Kur’an’ın birçok yerinde bu hakikat açıkça beyan edilmiştir:
"Şüphesiz sizin Rabbiniz, gökleri ve yeri altı gün içinde (altı evrede) yaratan ve Arş'a kurulan, geceyi, kendisini durmadan takip eden gündüze katan, güneşi, ayı ve bütün yıldızları da buyruğuna tabi olarak yaratan Allah'tır. Dikkat edin, yaratmak da, emretmek de yalnız O'na mahsustur. Âlemlerin Rabbi olan Allah'ın şanı yücedir." (A’râf 54)
"Göklerin ve yerin mülkü Allah’ındır." (Nûr 42)
"Göklerde ve yerde kim varsa O’na secde eder ve O’na boyun eğerek dua ederler." (Rûm 26, Secde 15)
"Göklerde ve yerde ne varsa, hepsini sizin hizmetinize verdi." (Câsiye 13)
Bu ayetler bize şunu gösterir: Göklerdeki ve yerdeki her şey, sadece Allah’a aittir; O’na secde eder, O’na yönelir ve O’nun hizmetindedir. İnsanın kevnî âlemle kurduğu ilişki de bu bağlamda ayetleri tanıma ve onları okuma görevidir.

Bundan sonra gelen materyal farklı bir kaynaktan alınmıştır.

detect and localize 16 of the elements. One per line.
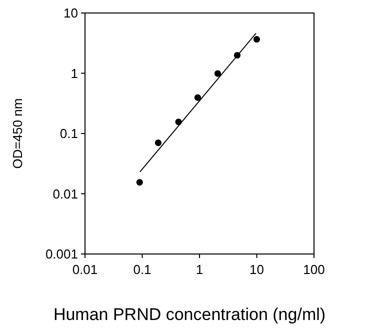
point (154, 140, 162, 146)
point (214, 70, 222, 77)
y-tick-label: 0.01 (52, 186, 78, 202)
y-axis-title: OD=450 nm (10, 98, 25, 169)
y-tick-label: 0.1 (60, 126, 78, 142)
x-tick-label: 10 (250, 262, 264, 277)
x-tick-label: 0.1 (133, 262, 152, 277)
y-tick-label: 0.001 (45, 246, 78, 262)
x-tick-label: 100 (303, 262, 325, 277)
point (194, 94, 201, 101)
point (253, 36, 260, 43)
point (136, 178, 143, 186)
y-tick-label: 10 (64, 6, 78, 21)
y-tick-label: 1 (70, 66, 78, 81)
x-tick-label: 1 (196, 262, 204, 277)
x-axis-title: Human PRND concentration (ng/ml) (53, 305, 326, 324)
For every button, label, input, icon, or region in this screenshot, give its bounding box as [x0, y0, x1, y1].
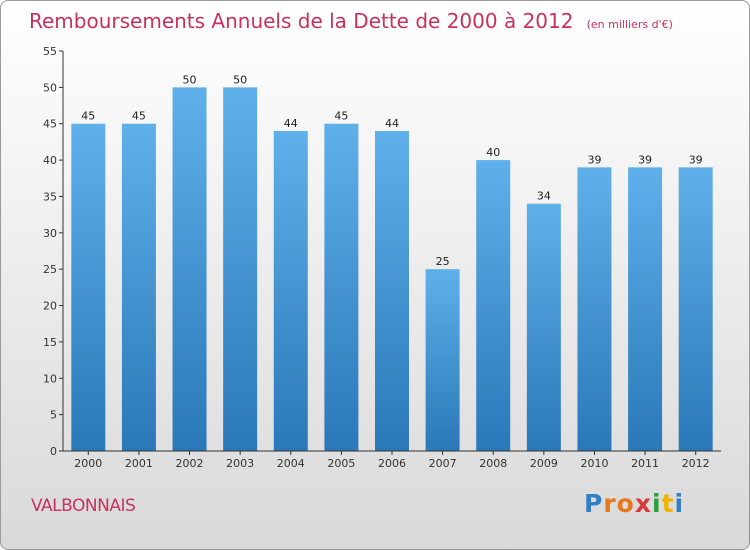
data-label: 44 [385, 117, 399, 130]
data-label: 44 [284, 117, 298, 130]
bar [71, 123, 106, 452]
logo-letter: i [652, 489, 662, 518]
y-tick-label: 20 [43, 300, 57, 313]
data-label: 50 [233, 73, 247, 86]
x-tick-label: 2008 [479, 457, 507, 470]
y-tick-label: 30 [43, 227, 57, 240]
bar [526, 203, 561, 451]
x-tick-label: 2011 [631, 457, 659, 470]
y-tick-label: 55 [43, 45, 57, 58]
bar [375, 131, 409, 451]
bar [172, 87, 207, 451]
commune-name: VALBONNAIS [31, 496, 136, 516]
logo-letter: x [634, 489, 652, 518]
data-label: 50 [183, 73, 197, 86]
data-label: 39 [689, 153, 703, 166]
bar [273, 131, 308, 451]
chart-unit: (en milliers d'€) [586, 18, 673, 31]
x-tick-label: 2000 [74, 457, 102, 470]
y-tick-label: 5 [50, 409, 57, 422]
data-label: 40 [486, 146, 500, 159]
bar [223, 87, 258, 451]
bar [324, 123, 359, 452]
data-label: 45 [81, 110, 95, 123]
bar [577, 167, 612, 451]
x-tick-label: 2006 [378, 457, 406, 470]
x-tick-label: 2002 [176, 457, 204, 470]
logo-letter: i [674, 489, 685, 518]
chart-title-block: Remboursements Annuels de la Dette de 20… [29, 9, 673, 33]
chart-title: Remboursements Annuels de la Dette de 20… [29, 9, 574, 33]
data-label: 39 [587, 153, 601, 166]
data-label: 45 [132, 110, 146, 123]
logo-letter: r [603, 489, 617, 518]
y-tick-label: 40 [43, 154, 57, 167]
bar [476, 160, 511, 451]
y-tick-label: 15 [43, 336, 57, 349]
data-label: 39 [638, 153, 652, 166]
bar [628, 167, 663, 451]
y-tick-label: 45 [43, 118, 57, 131]
x-tick-label: 2004 [277, 457, 305, 470]
x-tick-label: 2012 [682, 457, 710, 470]
y-tick-label: 50 [43, 81, 57, 94]
data-label: 45 [334, 110, 348, 123]
y-tick-label: 35 [43, 190, 57, 203]
y-tick-label: 0 [50, 445, 57, 458]
proxiti-logo: Proxiti [584, 489, 684, 518]
y-tick-label: 25 [43, 263, 57, 276]
bars-group: 45 45 50 50 44 45 44 25 40 34 39 39 39 [71, 73, 713, 452]
bar [425, 269, 460, 451]
x-tick-label: 2003 [226, 457, 254, 470]
logo-letter: P [584, 489, 604, 518]
logo-letter: t [661, 489, 675, 518]
x-tick-label: 2010 [580, 457, 608, 470]
data-label: 25 [436, 255, 450, 268]
y-tick-label: 10 [43, 372, 57, 385]
axes-group: 2000 2001 2002 2003 2004 2005 2006 2007 2008 2009… [43, 45, 721, 470]
x-tick-label: 2005 [327, 457, 355, 470]
logo-letter: o [616, 489, 635, 518]
bar [678, 167, 713, 451]
data-label: 34 [537, 190, 551, 203]
x-tick-label: 2009 [530, 457, 558, 470]
bar [121, 123, 156, 452]
x-tick-label: 2007 [429, 457, 457, 470]
x-tick-label: 2001 [125, 457, 153, 470]
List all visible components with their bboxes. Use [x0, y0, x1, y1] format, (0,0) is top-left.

Bilimsel keşifler bu yönüyle, Allah’ın kudretini görmenin vasıtası olur.
“Müsahhar” ve “musahhar” kelimeleri Arapçada farklı kökenlerden gelir. “Müsahhar” (مسحّر), büyülenmiş gibi etkilenmiş anlamı taşır. “Musahhar” (مسخّر) ise zaptedilmiş, kontrol altına alınmış, boyun eğdirilmiş anlamına gelir. Bu iki anlam, kevnî düzende bir araya gelir. Çünkü atomaltı düzeyde nötron ve protonlar arasında neredeyse ışık hızında gerçekleşen pion alışverişi, hem bir “müsahhar” gibi büyüleyici bir nizam taşır hem de “musahhar” gibi Allah’ın emrine boyun eğmiş bir itaat gösterir.
Hem kuantumda, hem kozmolojide gözlenen bu ahenk; bilimsel verilerin ötesinde, yaratıcı bir kudrete delalet eden bir dile dönüşmüştür. Buna Kur'an, ayet der. Yani bilim, bu ayetleri anlamaya çalışan bir fenne dönüşmelidir.
Tevhid ise, bu bütün verileri tek bir merkeze, tek bir iradeye dayandıran bir akıldır.
"Göklerde ve yerde ne varsa hepsi O'na secde eder." (Ra'd 15)
Sonuç
“Zerreden küreye kadar her şey ayettir. Ayetlerin dili ise Allah’ın vahdaniyetini haykırır.”
Bugün modern bilim, Allah'ın kudret ve hikmet ayetlerini istemeden de olsa teyit etmektedir. Kuantumun belirsizliği de, kozmosun mizanı da bizi bir gerçeğe götürür:
Her şey Allah'ın ilminde, takdirinde ve iradesindedir.
Ve bu, tevhidin en ilmi ve en kevnî ifadesidir.